Os dois subsistemas ou perfis presentes nas instituições de pesquisa necessitam de estruturas e climas organizacionais bem diferenciados. Por isso, exigem gerentes possuidores de papéis organizacionais bem distintos, quando não conflitantes. Fundamentalmente, cabe ao gerente de "apoio" o controle de processo e, portanto, o papel de mantenedor das regras e normas de procedimentos estabelecidas. Esta característica, caso seja dominante no gerente do subsistema de "projetos", pode resultar na completa destruição do clima necessário à produção científica e, portanto, na derrocada da instituição de pesquisa.

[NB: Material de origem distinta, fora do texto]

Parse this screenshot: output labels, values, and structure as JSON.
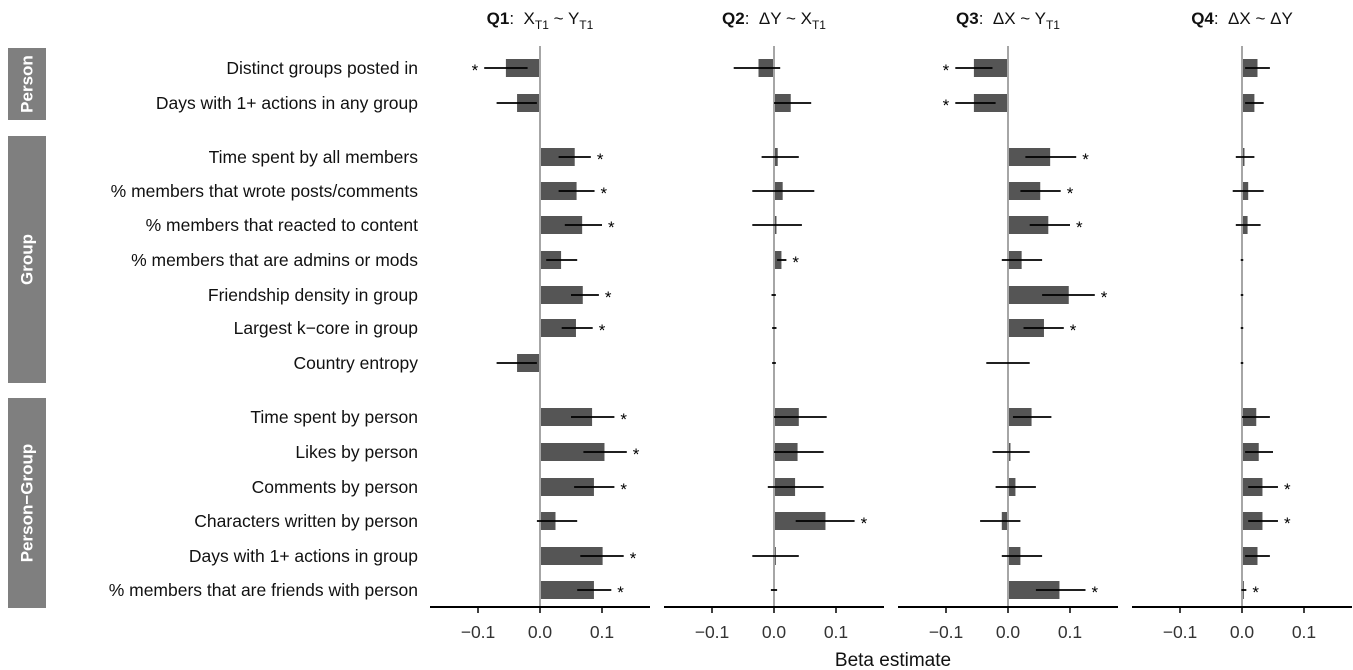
{
  "chart_data": {
    "type": "bar",
    "xlabel": "Beta estimate",
    "xlim": [
      -0.17,
      0.17
    ],
    "xticks": [
      -0.1,
      0.0,
      0.1
    ],
    "xtick_labels": [
      "−0.1",
      "0.0",
      "0.1"
    ],
    "bar_color": "#555555",
    "strip_color": "#7f7f7f",
    "panels": [
      {
        "id": "q1",
        "title_bold": "Q1",
        "title_expr": [
          "X",
          {
            "sub": "T1"
          },
          " ~ Y",
          {
            "sub": "T1"
          }
        ]
      },
      {
        "id": "q2",
        "title_bold": "Q2",
        "title_expr": [
          "ΔY ~ X",
          {
            "sub": "T1"
          }
        ]
      },
      {
        "id": "q3",
        "title_bold": "Q3",
        "title_expr": [
          "ΔX ~ Y",
          {
            "sub": "T1"
          }
        ]
      },
      {
        "id": "q4",
        "title_bold": "Q4",
        "title_expr": [
          "ΔX ~ ΔY"
        ]
      }
    ],
    "groups": [
      {
        "name": "Person",
        "row_start": 0,
        "row_count": 2
      },
      {
        "name": "Group",
        "row_start": 2,
        "row_count": 7
      },
      {
        "name": "Person−Group",
        "row_start": 9,
        "row_count": 6
      }
    ],
    "rows": [
      "Distinct groups posted in",
      "Days with 1+ actions in any group",
      "Time spent by all members",
      "% members that wrote posts/comments",
      "% members that reacted to content",
      "% members that are admins or mods",
      "Friendship density in group",
      "Largest k−core in group",
      "Country entropy",
      "Time spent by person",
      "Likes by person",
      "Comments by person",
      "Characters written by person",
      "Days with 1+ actions in group",
      "% members that are friends with person"
    ],
    "series": [
      {
        "panel": "q1",
        "values": [
          -0.055,
          -0.037,
          0.056,
          0.059,
          0.068,
          0.034,
          0.069,
          0.058,
          -0.037,
          0.084,
          0.104,
          0.087,
          0.025,
          0.101,
          0.087
        ],
        "ci_low": [
          -0.09,
          -0.07,
          0.03,
          0.03,
          0.04,
          0.01,
          0.05,
          0.035,
          -0.07,
          0.05,
          0.07,
          0.055,
          -0.005,
          0.065,
          0.06
        ],
        "ci_high": [
          -0.02,
          -0.005,
          0.082,
          0.088,
          0.1,
          0.06,
          0.095,
          0.085,
          -0.005,
          0.12,
          0.14,
          0.12,
          0.06,
          0.135,
          0.115
        ],
        "significant": [
          true,
          false,
          true,
          true,
          true,
          false,
          true,
          true,
          false,
          true,
          true,
          true,
          false,
          true,
          true
        ]
      },
      {
        "panel": "q2",
        "values": [
          -0.025,
          0.027,
          0.006,
          0.014,
          0.004,
          0.012,
          -0.001,
          0.0,
          0.0,
          0.04,
          0.038,
          0.034,
          0.083,
          0.003,
          0.0
        ],
        "ci_low": [
          -0.065,
          0.0,
          -0.02,
          -0.035,
          -0.035,
          0.005,
          -0.004,
          -0.003,
          -0.003,
          0.0,
          0.0,
          -0.01,
          0.035,
          -0.035,
          -0.005
        ],
        "ci_high": [
          0.01,
          0.06,
          0.04,
          0.065,
          0.045,
          0.02,
          0.003,
          0.004,
          0.003,
          0.085,
          0.08,
          0.08,
          0.13,
          0.04,
          0.005
        ],
        "significant": [
          false,
          false,
          false,
          false,
          false,
          true,
          false,
          false,
          false,
          false,
          false,
          false,
          true,
          false,
          false
        ]
      },
      {
        "panel": "q3",
        "values": [
          -0.055,
          -0.055,
          0.068,
          0.052,
          0.065,
          0.022,
          0.098,
          0.058,
          0.0,
          0.038,
          0.004,
          0.012,
          -0.01,
          0.02,
          0.083
        ],
        "ci_low": [
          -0.085,
          -0.085,
          0.028,
          0.02,
          0.035,
          -0.01,
          0.055,
          0.025,
          -0.035,
          0.008,
          -0.025,
          -0.02,
          -0.045,
          -0.01,
          0.045
        ],
        "ci_high": [
          -0.025,
          -0.02,
          0.11,
          0.085,
          0.1,
          0.055,
          0.14,
          0.09,
          0.035,
          0.07,
          0.035,
          0.045,
          0.02,
          0.055,
          0.125
        ],
        "significant": [
          true,
          true,
          true,
          true,
          true,
          false,
          true,
          true,
          false,
          false,
          false,
          false,
          false,
          false,
          true
        ]
      },
      {
        "panel": "q4",
        "values": [
          0.025,
          0.02,
          0.004,
          0.01,
          0.009,
          0.0,
          0.0,
          0.0,
          0.0,
          0.023,
          0.027,
          0.033,
          0.033,
          0.025,
          0.003
        ],
        "ci_low": [
          0.005,
          0.005,
          -0.01,
          -0.015,
          -0.01,
          -0.002,
          -0.002,
          -0.002,
          -0.002,
          0.0,
          0.005,
          0.01,
          0.01,
          0.005,
          -0.001
        ],
        "ci_high": [
          0.045,
          0.035,
          0.02,
          0.035,
          0.03,
          0.002,
          0.002,
          0.002,
          0.002,
          0.045,
          0.05,
          0.058,
          0.058,
          0.045,
          0.007
        ],
        "significant": [
          false,
          false,
          false,
          false,
          false,
          false,
          false,
          false,
          false,
          false,
          false,
          true,
          true,
          false,
          true
        ]
      }
    ]
  }
}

A fim de que se possa compreender melhor o papel deste último tipo de gerente, serão descritas a seguir algumas condições presentes e/ou necessárias à manutenção ou criação de uma estrutura e de um clima organizacionais favoráveis à criatividade científica ou, tal como definiu Pereira (1980), ao processo de resolução de problemas científicos.

3. MODELO ORGANIZACIONAL E CRIATIVIDADE CIENTÍFICA

A organização da Embrapa, no que se refere às suas atividades-fim (perfil de "projetos"), tem similaridades com o modelo orgânico de instituições de pesquisa proposto por Burns e Stalker (1961). Sua estrutura de poder, sendo descentralizada, permite aos pesquisadores participação em muitas tomadas de decisão. Isso provoca uma difusão de influência que, segundo Pelz e Andrews (1976), contribui para aumentar a produção científica. Estes autores verificaram que são as estruturas hierárquicas mais "achatadas", que permitem mais contatos e mais decisões em equipe, que determinam um clima mais propício à criatividade. Ao contrário, foi nas instituições de pesquisa com estruturas organizacionais muito verticais que eles encontraram pouca produtividade científica.

Este modelo orgânico, argumenta Hage (1982), torna os indivíduos mais visíveis e, portanto, o controle do seu comportamento é mais exercido por pressão do grupo técnico ou equipe interdisciplinar do que pelos gerentes. Assim, se os gerentes de pesquisa desejam exercer plenamente sua autoridade, ela deve resultar mais de sua competência técnico-científica do que do poder a eles concedido pela instituição. Por outro lado, o gerente pode utilizar, a um nível "micro", a capacidade de controle exercida pela equipe (aprovação social) como um meio de recompensar e motivar o pesquisador. Ao nível "meso", ainda lhe resta a possibilidade de utilizar do poder burocrático-organizacional, já discutido anteriormente, de que dispõem as tecnoburocracias para poderem recompensar os pesquisadores mais produtivos.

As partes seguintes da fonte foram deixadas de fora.